Wow! At least its even more clear now that you absolutely need to avoid sharing a holiday with this oaf, he sounds the type to start loudly demanding that you all confirm to HIS ideas of how things should be.

Oldbutstillgotit · 17/06/2019 16:20

Holiday is at the end of June so not long to wait ! Taxi will meet us off flight.
Anne , Barbara and I have a new WhatsApp group and glad to say that Anne is much cheerier

OP posts:
tuxedocatsintophats · 17/06/2019 16:21

So are Carol and Dick going to be on the same flight over? Because you do know there's nothing to stop them following your taxi. People like this do not give up so you really need to sort this somehow before they simply carry on assuming they can ruin the holiday.

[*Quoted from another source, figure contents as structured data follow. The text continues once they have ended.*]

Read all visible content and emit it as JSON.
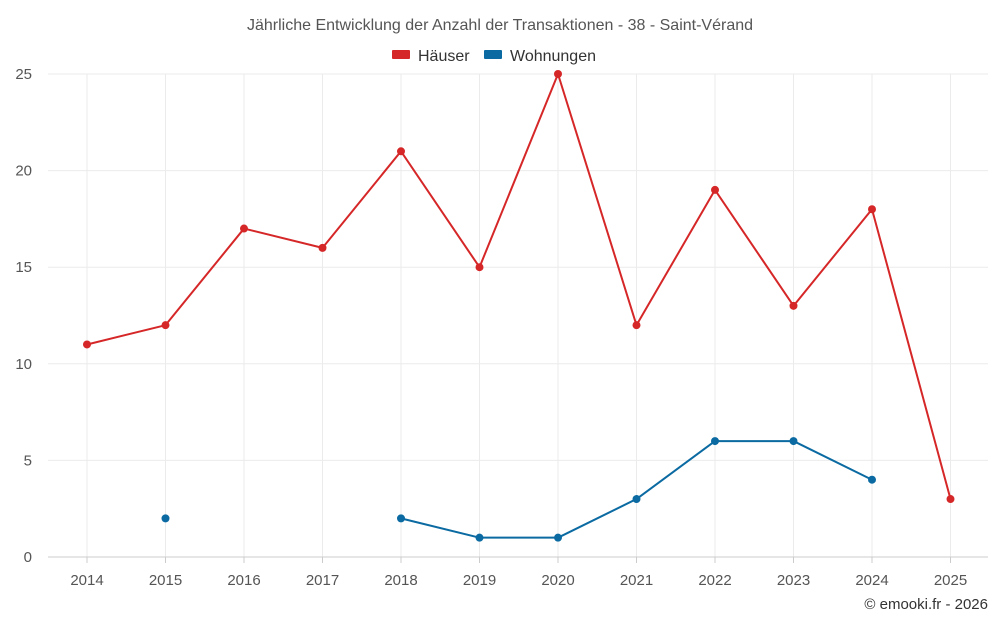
{
  "chart_data": {
    "type": "line",
    "title": "Jährliche Entwicklung der Anzahl der Transaktionen - 38 - Saint-Vérand",
    "x": [
      "2014",
      "2015",
      "2016",
      "2017",
      "2018",
      "2019",
      "2020",
      "2021",
      "2022",
      "2023",
      "2024",
      "2025"
    ],
    "ylim": [
      0,
      25
    ],
    "yticks": [
      0,
      5,
      10,
      15,
      20,
      25
    ],
    "grid": true,
    "legend_position": "top-center",
    "series": [
      {
        "name": "Häuser",
        "color": "#d62728",
        "values": [
          11,
          12,
          17,
          16,
          21,
          15,
          25,
          12,
          19,
          13,
          18,
          3
        ]
      },
      {
        "name": "Wohnungen",
        "color": "#0a6aa1",
        "values": [
          null,
          2,
          null,
          null,
          2,
          1,
          1,
          3,
          6,
          6,
          4,
          null
        ]
      }
    ]
  },
  "credit": "© emooki.fr - 2026"
}
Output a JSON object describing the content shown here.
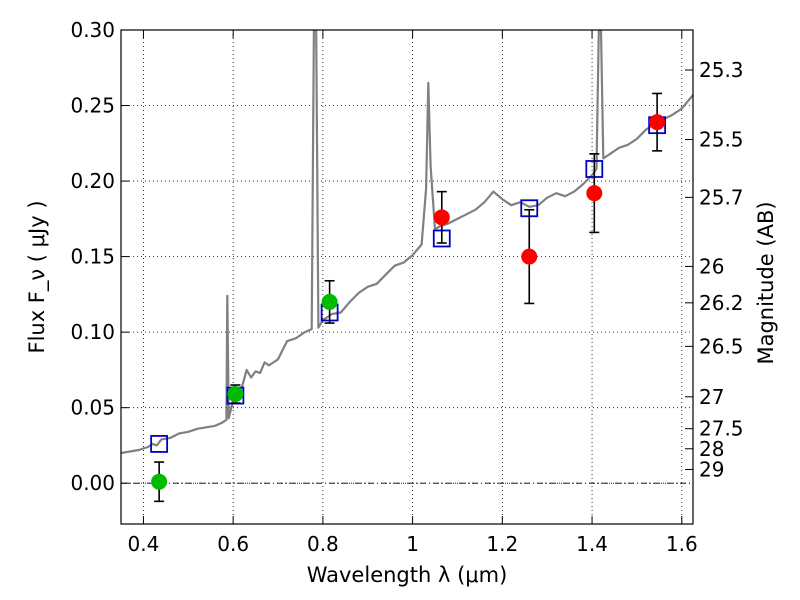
{
  "chart_data": {
    "type": "scatter",
    "xlabel": "Wavelength λ (μm)",
    "ylabel": "Flux F_ν ( μJy )",
    "y2label": "Magnitude (AB)",
    "xlim": [
      0.35,
      1.625
    ],
    "ylim": [
      -0.027,
      0.3
    ],
    "x_ticks": [
      0.4,
      0.6,
      0.8,
      1.0,
      1.2,
      1.4,
      1.6
    ],
    "x_tick_labels": [
      "0.4",
      "0.6",
      "0.8",
      "1",
      "1.2",
      "1.4",
      "1.6"
    ],
    "y_ticks": [
      0.0,
      0.05,
      0.1,
      0.15,
      0.2,
      0.25,
      0.3
    ],
    "y_tick_labels": [
      "0.00",
      "0.05",
      "0.10",
      "0.15",
      "0.20",
      "0.25",
      "0.30"
    ],
    "mag_ticks": [
      {
        "label": "25.3",
        "flux": 0.2735
      },
      {
        "label": "25.5",
        "flux": 0.2275
      },
      {
        "label": "25.7",
        "flux": 0.1892
      },
      {
        "label": "26",
        "flux": 0.1435
      },
      {
        "label": "26.2",
        "flux": 0.1194
      },
      {
        "label": "26.5",
        "flux": 0.0906
      },
      {
        "label": "27",
        "flux": 0.0572
      },
      {
        "label": "27.5",
        "flux": 0.0361
      },
      {
        "label": "28",
        "flux": 0.0228
      },
      {
        "label": "29",
        "flux": 0.0091
      }
    ],
    "grid": true,
    "zero_line": 0.0,
    "series": [
      {
        "kind": "spectrum",
        "color": "#808080",
        "points": [
          [
            0.35,
            0.02
          ],
          [
            0.37,
            0.021
          ],
          [
            0.39,
            0.022
          ],
          [
            0.41,
            0.024
          ],
          [
            0.42,
            0.026
          ],
          [
            0.43,
            0.025
          ],
          [
            0.44,
            0.029
          ],
          [
            0.46,
            0.03
          ],
          [
            0.48,
            0.033
          ],
          [
            0.5,
            0.034
          ],
          [
            0.52,
            0.036
          ],
          [
            0.54,
            0.037
          ],
          [
            0.56,
            0.038
          ],
          [
            0.575,
            0.04
          ],
          [
            0.585,
            0.042
          ],
          [
            0.587,
            0.124
          ],
          [
            0.59,
            0.043
          ],
          [
            0.6,
            0.055
          ],
          [
            0.61,
            0.06
          ],
          [
            0.62,
            0.064
          ],
          [
            0.63,
            0.075
          ],
          [
            0.64,
            0.07
          ],
          [
            0.65,
            0.074
          ],
          [
            0.66,
            0.073
          ],
          [
            0.67,
            0.08
          ],
          [
            0.68,
            0.078
          ],
          [
            0.7,
            0.082
          ],
          [
            0.72,
            0.094
          ],
          [
            0.74,
            0.096
          ],
          [
            0.76,
            0.1
          ],
          [
            0.775,
            0.102
          ],
          [
            0.78,
            0.3
          ],
          [
            0.785,
            0.3
          ],
          [
            0.79,
            0.103
          ],
          [
            0.8,
            0.108
          ],
          [
            0.82,
            0.112
          ],
          [
            0.84,
            0.113
          ],
          [
            0.86,
            0.12
          ],
          [
            0.88,
            0.126
          ],
          [
            0.9,
            0.13
          ],
          [
            0.92,
            0.132
          ],
          [
            0.94,
            0.138
          ],
          [
            0.96,
            0.144
          ],
          [
            0.98,
            0.146
          ],
          [
            1.0,
            0.151
          ],
          [
            1.02,
            0.158
          ],
          [
            1.03,
            0.195
          ],
          [
            1.035,
            0.265
          ],
          [
            1.04,
            0.21
          ],
          [
            1.05,
            0.168
          ],
          [
            1.06,
            0.17
          ],
          [
            1.08,
            0.172
          ],
          [
            1.1,
            0.175
          ],
          [
            1.12,
            0.178
          ],
          [
            1.14,
            0.181
          ],
          [
            1.16,
            0.186
          ],
          [
            1.18,
            0.193
          ],
          [
            1.2,
            0.188
          ],
          [
            1.22,
            0.184
          ],
          [
            1.24,
            0.186
          ],
          [
            1.26,
            0.183
          ],
          [
            1.28,
            0.184
          ],
          [
            1.3,
            0.189
          ],
          [
            1.32,
            0.192
          ],
          [
            1.34,
            0.19
          ],
          [
            1.36,
            0.193
          ],
          [
            1.38,
            0.198
          ],
          [
            1.4,
            0.204
          ],
          [
            1.41,
            0.208
          ],
          [
            1.415,
            0.3
          ],
          [
            1.42,
            0.3
          ],
          [
            1.425,
            0.215
          ],
          [
            1.44,
            0.218
          ],
          [
            1.46,
            0.222
          ],
          [
            1.48,
            0.224
          ],
          [
            1.5,
            0.228
          ],
          [
            1.52,
            0.234
          ],
          [
            1.54,
            0.238
          ],
          [
            1.56,
            0.241
          ],
          [
            1.58,
            0.244
          ],
          [
            1.6,
            0.248
          ],
          [
            1.625,
            0.257
          ]
        ]
      },
      {
        "kind": "model_squares",
        "color": "#0000cc",
        "points": [
          [
            0.435,
            0.026
          ],
          [
            0.605,
            0.058
          ],
          [
            0.815,
            0.113
          ],
          [
            1.065,
            0.162
          ],
          [
            1.26,
            0.182
          ],
          [
            1.405,
            0.208
          ],
          [
            1.545,
            0.237
          ]
        ]
      },
      {
        "kind": "green_points",
        "color": "#00bb00",
        "points": [
          [
            0.435,
            0.001,
            0.013
          ],
          [
            0.605,
            0.059,
            0.006
          ],
          [
            0.815,
            0.12,
            0.014
          ]
        ]
      },
      {
        "kind": "red_points",
        "color": "#ff0000",
        "points": [
          [
            1.065,
            0.176,
            0.017
          ],
          [
            1.26,
            0.15,
            0.031
          ],
          [
            1.405,
            0.192,
            0.026
          ],
          [
            1.545,
            0.239,
            0.019
          ]
        ]
      }
    ]
  }
}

prettybird · 17/06/2019 16:22

Have a fabulous time. FlowersGinWineSmileCake

The good thing about having a pre-booked taxi is that you don't need to confirm where you're going even if The Dick and Carol are lurking Grin

SuperPixie247 · 17/06/2019 16:23

Its a crying shame that Anne wanted to do such a lovely and generous act but it will likely end a dear friendship Sad

JuneOsbourne · 17/06/2019 16:23

This is astonishing. Anne is definitely right not to mention the change of villa though. They will end up wrangling the details out of one of you and then you'll all be back to square one.

Hope you all have a lovely hols - don't let this palaver put a dampener on things!